On their way out to the car, Alldridge stopped by the bin and raised the lid. Among the smelly detritus lying inside he clocked an empty bleach bottle, but said nothing until they were back in the car.

‘Nice man — not,’ Little said quietly, after making sure the car windows were closed. ‘Cat litter?’ She shook her head.

‘Bleach bottle in the bin,’ Alldridge murmured.

‘Who’s the house-proud one, then?’ she quizzed with a wry smile.

He nodded.

A rust-bucket of an old Vauxhall Viva with no apparent silencer shot up the road at high speed, two youths in it, baseball caps the wrong way round. Ordinarily they would have pulled out and stopped it, but not now.

‘It’s usually the small things people have the biggest arguments about, isn’t it?’ Holly said.

‘Tell me about it! Barbara whacked me over the head with a pillow the other night because I was snoring! And last week I was trying to sleep in on Saturday morning after being on nights and she decided to hoover the bedroom!’

‘Hannah and I had a row a couple of weeks ago because I’d put half a tin of baked beans in the fridge instead of pouring them into a bowl and covering them. Apparently, the tin reacts with them, so she said.’

He scratched the back of his head. ‘I was scene guard on a house, some years back, where a guy had bludgeoned his wife to death with a cricket bat because she’d rearranged his sock drawer without his permission.’

They sat in silence for some moments. ‘What do you think’s really going on here?’ she asked.

‘Clean skirtings, smell of bleach and empty bottle? Has his wife disappeared — done a runner — or did he kill her, is that what you’re thinking?’ Alldridge asked.

‘Aren’t you?’

He nodded.

‘Her passport missing might be significant, don’t you think?’

He didn’t reply straight away, then he said, ‘Yes, but perhaps not in the obvious way.’

‘Meaning, John?’

‘That he wants us to think she’s gone away, perhaps?’

She nodded. ‘Good point. Your time as a detective wasn’t entirely wasted!’

‘It did open my eyes.’

‘And anyhow,’ she said, ‘I’ve never been able to trust a bloke who appears to resent his wife’s wealth.’

Alldridge concurred. ‘Let’s move away from the house.’

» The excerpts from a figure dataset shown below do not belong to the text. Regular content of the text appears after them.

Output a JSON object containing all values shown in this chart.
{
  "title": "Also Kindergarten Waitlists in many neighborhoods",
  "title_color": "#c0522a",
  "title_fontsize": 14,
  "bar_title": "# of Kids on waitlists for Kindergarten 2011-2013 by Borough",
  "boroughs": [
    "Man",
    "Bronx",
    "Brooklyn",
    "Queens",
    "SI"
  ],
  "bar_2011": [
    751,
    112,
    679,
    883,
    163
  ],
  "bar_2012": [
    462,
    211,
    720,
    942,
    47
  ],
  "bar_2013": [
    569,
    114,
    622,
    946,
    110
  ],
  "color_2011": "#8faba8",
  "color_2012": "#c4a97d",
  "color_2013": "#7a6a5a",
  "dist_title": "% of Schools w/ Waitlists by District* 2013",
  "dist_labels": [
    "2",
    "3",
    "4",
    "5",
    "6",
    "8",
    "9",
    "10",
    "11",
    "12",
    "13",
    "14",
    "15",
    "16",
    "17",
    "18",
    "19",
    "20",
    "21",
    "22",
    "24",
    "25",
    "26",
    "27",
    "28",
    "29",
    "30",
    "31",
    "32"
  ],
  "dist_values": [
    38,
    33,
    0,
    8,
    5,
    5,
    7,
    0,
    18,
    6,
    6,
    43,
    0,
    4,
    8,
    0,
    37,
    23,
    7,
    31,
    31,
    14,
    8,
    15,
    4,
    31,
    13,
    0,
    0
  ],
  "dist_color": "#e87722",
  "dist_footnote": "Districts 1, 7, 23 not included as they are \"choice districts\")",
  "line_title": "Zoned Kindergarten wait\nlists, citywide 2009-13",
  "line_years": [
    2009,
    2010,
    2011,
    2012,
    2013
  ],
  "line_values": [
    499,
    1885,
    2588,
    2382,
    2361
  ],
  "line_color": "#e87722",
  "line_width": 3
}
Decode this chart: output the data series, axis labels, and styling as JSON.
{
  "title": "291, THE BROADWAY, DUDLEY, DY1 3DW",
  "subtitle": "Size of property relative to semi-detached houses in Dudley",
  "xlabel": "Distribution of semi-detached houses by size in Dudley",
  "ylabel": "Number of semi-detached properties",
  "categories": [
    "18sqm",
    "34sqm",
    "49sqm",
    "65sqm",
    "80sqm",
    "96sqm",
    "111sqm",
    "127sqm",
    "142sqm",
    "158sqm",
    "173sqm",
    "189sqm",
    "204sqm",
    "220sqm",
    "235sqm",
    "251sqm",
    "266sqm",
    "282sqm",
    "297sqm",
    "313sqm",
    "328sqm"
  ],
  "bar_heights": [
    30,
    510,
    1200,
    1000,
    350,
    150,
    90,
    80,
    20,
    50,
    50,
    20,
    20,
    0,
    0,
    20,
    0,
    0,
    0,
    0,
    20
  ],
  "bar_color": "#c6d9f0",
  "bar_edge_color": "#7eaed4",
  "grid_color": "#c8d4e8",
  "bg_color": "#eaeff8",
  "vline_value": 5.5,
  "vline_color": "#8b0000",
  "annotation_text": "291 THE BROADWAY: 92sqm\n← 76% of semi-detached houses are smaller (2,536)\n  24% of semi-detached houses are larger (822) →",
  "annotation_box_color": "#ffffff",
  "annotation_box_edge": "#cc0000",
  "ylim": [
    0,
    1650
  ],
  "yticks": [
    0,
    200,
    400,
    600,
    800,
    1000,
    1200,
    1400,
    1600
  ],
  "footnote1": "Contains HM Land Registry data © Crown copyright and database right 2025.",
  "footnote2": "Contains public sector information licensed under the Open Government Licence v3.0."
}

‘Food?’ she asked. ‘Try for breakfast again?’

‘Good plan.’

Half an hour later, with the residual reek of curry from the last crew out in this vehicle replaced by the much more appetizing aroma of egg and bacon sarnies, they were both feeling better. Parked on Church Road, in front of the cafe, they ate hungrily in silence. Alldridge finished ahead of Little, wiped his mouth with a paper napkin and suggested they inform Golf 99 — the duty Inspector at Brighton nick — of their concerns.

Little agreed.

Alldridge radioed the Control Room and was told, to his dismay, the day’s duty Golf 99 was Andy — ‘Panicking’ — Anakin. In his long experience, Anakin was the last person you’d want to involve in a crisis, but all the same, he had no option. The Inspector wasn’t always totally useless, just mostly.

Moments later, they heard his voice, a little too high-pitched and highly strung, through their radios. ‘Inspector Anakin.’

‘It’s PC Alldridge and PC Little, sir.’

‘What is it? I’m in the middle of a situation.’

From the hysteria in his voice, it sounded like he was the man, at this moment, single-handedly responsible for keeping Planet Earth on its axis and preventing it from spiralling off and sending all its inhabitants into oblivion.

Alldridge was long enough in the tooth to not take any crap from his superiors. ‘We have a situation, too, which we need to discuss with you, sir,’ he responded calmly and firmly, giving him a brief outline. From Anakin’s response, it didn’t sound like he’d absorbed much of what he’d been told.